By Bob Allen
Editor’s Note: This story was edited April 10 to change a sentence that said a statement posted on the Liberty University website didn’t appear there on April 9. Liberty Vice President Johnnie Moore said Liberty never removed the statement but that a technical problem made it temporarily unavailable, but that has been resolved and the statement is now back online.
Never a stranger to controversy, Seattle mega-church pastor Mark Driscoll is causing a stir with an upcoming visit to Liberty University.
The conservative Christian school in Lynchburg, Va., is next up on a tour by the founding pastor of Mars Hill Church promoting his new book, Real Marriage, co-authored with his wife, Grace.
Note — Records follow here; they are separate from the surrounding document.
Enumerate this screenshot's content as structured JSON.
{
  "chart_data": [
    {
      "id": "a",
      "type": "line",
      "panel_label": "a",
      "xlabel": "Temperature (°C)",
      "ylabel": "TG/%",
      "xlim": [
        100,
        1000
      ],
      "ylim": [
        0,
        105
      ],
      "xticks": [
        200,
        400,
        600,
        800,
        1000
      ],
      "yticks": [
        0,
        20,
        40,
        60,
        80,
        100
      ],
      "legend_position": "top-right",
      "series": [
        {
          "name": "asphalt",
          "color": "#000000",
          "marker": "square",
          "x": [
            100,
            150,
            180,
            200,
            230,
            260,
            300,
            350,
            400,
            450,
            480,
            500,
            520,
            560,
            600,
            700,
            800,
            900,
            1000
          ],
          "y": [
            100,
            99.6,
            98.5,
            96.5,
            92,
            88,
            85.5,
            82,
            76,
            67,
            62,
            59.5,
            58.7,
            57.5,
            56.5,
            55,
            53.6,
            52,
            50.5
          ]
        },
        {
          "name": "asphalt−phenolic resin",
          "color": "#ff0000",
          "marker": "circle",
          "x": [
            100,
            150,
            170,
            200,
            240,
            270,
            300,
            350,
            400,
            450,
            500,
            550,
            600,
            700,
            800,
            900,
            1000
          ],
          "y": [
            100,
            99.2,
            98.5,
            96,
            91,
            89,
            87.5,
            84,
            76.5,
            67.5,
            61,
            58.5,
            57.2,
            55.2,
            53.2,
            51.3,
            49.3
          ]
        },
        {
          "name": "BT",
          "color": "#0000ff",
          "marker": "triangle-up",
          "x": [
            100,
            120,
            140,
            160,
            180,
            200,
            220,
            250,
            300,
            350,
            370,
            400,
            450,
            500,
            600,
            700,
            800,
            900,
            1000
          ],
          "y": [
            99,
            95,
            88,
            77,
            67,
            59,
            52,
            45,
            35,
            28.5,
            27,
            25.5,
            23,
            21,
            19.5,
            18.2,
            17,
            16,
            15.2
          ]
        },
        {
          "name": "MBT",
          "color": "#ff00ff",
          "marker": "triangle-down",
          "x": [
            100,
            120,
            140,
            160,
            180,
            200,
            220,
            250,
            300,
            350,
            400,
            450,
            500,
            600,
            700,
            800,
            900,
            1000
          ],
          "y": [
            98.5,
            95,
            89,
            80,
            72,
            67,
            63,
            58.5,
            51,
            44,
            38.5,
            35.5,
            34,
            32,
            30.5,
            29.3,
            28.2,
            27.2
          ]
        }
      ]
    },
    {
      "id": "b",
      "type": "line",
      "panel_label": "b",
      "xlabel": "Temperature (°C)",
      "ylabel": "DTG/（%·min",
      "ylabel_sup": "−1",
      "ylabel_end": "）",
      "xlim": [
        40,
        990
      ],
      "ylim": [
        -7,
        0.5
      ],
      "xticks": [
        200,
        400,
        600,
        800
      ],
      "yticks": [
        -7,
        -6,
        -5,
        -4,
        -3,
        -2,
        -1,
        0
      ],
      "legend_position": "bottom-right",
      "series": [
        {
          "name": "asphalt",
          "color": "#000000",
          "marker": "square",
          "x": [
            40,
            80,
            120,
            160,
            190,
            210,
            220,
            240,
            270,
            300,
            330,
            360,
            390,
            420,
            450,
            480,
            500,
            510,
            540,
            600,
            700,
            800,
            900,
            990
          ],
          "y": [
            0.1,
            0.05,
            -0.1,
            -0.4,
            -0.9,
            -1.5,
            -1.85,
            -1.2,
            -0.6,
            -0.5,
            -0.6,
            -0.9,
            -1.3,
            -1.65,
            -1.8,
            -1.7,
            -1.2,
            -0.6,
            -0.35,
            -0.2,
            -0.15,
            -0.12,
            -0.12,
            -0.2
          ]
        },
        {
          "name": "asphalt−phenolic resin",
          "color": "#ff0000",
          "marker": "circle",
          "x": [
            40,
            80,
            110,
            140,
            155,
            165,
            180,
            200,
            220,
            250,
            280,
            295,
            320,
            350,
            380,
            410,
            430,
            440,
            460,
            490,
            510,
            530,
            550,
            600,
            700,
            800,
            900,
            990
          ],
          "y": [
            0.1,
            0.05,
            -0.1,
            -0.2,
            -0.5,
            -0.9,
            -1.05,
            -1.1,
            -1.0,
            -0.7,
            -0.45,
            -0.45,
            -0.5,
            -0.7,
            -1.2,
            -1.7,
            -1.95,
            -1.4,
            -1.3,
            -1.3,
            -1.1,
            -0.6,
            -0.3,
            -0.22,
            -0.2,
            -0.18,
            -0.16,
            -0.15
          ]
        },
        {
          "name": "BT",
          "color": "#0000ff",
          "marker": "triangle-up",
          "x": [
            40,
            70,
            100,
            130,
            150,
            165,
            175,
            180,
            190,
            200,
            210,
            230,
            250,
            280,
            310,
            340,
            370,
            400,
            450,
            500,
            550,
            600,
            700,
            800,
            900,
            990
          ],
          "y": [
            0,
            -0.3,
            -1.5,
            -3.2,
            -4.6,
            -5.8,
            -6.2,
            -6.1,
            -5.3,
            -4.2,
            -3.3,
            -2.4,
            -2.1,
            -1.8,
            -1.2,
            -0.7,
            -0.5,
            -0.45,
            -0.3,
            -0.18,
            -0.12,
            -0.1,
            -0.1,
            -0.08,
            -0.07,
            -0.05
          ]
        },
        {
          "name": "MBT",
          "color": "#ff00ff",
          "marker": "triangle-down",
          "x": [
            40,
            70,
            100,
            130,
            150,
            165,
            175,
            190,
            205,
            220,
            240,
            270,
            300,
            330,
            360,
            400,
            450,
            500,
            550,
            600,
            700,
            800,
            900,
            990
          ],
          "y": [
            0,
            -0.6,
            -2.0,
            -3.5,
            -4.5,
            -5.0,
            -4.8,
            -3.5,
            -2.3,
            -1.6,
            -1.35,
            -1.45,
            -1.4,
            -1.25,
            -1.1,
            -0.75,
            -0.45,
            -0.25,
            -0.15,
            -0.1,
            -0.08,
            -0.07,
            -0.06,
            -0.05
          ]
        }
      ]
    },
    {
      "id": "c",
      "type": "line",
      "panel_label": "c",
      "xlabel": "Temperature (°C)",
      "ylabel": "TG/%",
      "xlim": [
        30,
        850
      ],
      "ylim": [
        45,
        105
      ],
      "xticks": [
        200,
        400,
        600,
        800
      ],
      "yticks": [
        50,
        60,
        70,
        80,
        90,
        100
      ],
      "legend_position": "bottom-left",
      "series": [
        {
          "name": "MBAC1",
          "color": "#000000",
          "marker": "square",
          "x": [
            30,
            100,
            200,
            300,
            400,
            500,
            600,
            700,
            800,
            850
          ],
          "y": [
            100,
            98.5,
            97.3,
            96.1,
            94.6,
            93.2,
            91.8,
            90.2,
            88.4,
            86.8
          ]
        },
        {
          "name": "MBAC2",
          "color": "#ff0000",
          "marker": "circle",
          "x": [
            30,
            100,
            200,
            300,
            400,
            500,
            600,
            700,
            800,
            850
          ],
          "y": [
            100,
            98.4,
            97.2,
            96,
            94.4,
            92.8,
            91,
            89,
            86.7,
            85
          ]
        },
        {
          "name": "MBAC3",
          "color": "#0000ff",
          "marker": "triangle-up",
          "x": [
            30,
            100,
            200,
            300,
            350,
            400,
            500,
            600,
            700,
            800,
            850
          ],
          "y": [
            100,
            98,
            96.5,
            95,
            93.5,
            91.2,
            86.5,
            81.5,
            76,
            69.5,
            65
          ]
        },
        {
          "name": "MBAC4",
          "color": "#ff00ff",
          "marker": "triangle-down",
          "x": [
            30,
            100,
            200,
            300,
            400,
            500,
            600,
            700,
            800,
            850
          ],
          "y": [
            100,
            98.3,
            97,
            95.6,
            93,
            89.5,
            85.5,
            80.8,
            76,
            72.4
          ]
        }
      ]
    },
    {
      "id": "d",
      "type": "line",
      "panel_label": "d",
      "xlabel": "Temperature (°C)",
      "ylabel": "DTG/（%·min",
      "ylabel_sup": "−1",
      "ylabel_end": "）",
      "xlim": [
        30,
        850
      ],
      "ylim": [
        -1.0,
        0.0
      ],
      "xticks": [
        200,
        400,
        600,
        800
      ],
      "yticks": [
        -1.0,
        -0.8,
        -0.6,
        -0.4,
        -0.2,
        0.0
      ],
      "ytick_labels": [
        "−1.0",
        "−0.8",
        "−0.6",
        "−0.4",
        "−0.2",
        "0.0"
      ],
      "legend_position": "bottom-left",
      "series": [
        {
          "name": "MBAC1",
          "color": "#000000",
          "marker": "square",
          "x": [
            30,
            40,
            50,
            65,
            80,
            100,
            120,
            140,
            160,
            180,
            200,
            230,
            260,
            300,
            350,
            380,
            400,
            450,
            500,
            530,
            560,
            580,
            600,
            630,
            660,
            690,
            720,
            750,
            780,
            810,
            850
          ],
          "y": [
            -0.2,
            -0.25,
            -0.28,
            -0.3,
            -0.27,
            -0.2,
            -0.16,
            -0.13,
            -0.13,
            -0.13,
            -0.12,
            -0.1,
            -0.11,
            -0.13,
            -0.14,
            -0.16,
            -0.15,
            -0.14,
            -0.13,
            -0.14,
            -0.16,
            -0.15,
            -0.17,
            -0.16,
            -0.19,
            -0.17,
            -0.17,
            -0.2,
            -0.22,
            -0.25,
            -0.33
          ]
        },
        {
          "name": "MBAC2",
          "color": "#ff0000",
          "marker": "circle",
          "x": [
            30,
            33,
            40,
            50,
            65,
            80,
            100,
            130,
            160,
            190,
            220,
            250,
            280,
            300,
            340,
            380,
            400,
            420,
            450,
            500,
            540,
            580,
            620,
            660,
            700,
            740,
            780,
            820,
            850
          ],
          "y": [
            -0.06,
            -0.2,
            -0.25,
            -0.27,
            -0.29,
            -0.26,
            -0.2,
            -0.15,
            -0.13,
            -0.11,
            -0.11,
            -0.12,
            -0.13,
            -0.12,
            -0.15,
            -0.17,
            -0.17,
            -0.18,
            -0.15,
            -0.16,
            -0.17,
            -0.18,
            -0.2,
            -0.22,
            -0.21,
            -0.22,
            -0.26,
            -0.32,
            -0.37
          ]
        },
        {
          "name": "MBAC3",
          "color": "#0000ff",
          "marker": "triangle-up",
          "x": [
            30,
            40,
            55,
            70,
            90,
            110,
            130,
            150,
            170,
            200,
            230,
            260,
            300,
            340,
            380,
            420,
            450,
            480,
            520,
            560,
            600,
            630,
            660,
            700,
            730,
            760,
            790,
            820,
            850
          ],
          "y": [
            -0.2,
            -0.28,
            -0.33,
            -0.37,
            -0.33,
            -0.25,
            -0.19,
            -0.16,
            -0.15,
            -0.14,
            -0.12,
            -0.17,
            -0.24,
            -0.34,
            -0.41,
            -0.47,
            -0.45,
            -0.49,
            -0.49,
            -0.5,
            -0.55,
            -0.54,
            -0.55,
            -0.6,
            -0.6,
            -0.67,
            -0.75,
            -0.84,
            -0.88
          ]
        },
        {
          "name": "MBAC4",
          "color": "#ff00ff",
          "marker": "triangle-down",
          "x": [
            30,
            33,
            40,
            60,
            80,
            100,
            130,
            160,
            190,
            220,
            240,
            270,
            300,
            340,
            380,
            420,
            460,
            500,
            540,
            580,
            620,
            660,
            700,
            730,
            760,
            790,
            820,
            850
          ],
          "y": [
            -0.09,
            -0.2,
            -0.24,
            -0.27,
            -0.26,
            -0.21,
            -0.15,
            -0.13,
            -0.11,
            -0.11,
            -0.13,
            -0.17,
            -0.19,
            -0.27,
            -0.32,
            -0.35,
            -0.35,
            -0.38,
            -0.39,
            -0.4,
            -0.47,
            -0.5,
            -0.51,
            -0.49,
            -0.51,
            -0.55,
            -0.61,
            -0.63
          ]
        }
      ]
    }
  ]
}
Some believe the book’s explicit advice on bedroom practices between a husband and wife wouldn’t sit well with Liberty’s late founder Jerry Falwell or with many of the school’s donors and alumni.
Baptist blogger Peter Lumpkins reported April 4 that sources told him Liberty University trustees voted unanimously objecting to Driscoll’s invitation to speak in chapel April 20 and lead a seminar on campus April 21. Liberty posted a website message labeling the blog false and defamatory and demanded a retraction. On Apriil 6 Lumpkins added that he spoke to a longtime university trustee who told him nothing in his post was inaccurate.
Meanwhile, an online petition titled “Hey Liberty University, Drop Driscoll” closed in on its goal of 300 signatures to be delivered to Jonathan Falwell, Liberty’s vice chancellor for spiritual affairs. Started by a blogger who moderates a forum for former members of Driscoll’s church recovering from what many call spiritual abuse, the petition demands that the university cancel the upcoming event, and warns failure to do so “may result in a public protest on the Liberty University campus.”
Liberty, a partner of the Southern Baptist Conservatives of Virginia and with a number of Southern Baptists on its board of trustees, isn’t the first campus to see concerns over Driscoll’s impact on young and inquiring minds. Invitations to speak at Southeastern Baptist Theological Seminary prompted a series of motions at the 2009 Southern Baptist Convention warning against Driscoll’s growing influence in the denomination, mainly through Acts 29, a trans-denominational church-planting network started by Driscoll and supported by Southern Baptists including Ed Stetzer, vice president for research and ministry development for LifeWay Christian Resources.
The Southern Baptist Convention’s publishing arm recently caught attention in the Baptist blogosphere with the Gospel Project, a new curriculum developed with advice from both Southern Baptists and non-Southern Baptists connected to Acts 29. Some fear the movement’s embrace of the new Calvinism and unconventional approach to soul-winning that is culturally relevant could become divisive in the nation’s second-largest religious body.
Endorsements for Driscoll’s Real Marriage, which is subtitled “The Truth About Sex, Friendship and Life Together,” include Daniel Akin, president of Southeastern Baptist Theological Seminary in Wake Forest, N.C. In February Akin penned a blog that was picked up in Baptist Press explaining why he wrote the endorsement. Akin said he didn’t agree with everything in the book, but concluded “I think Real Marriage is a book that will help many in spite of certain flaws.”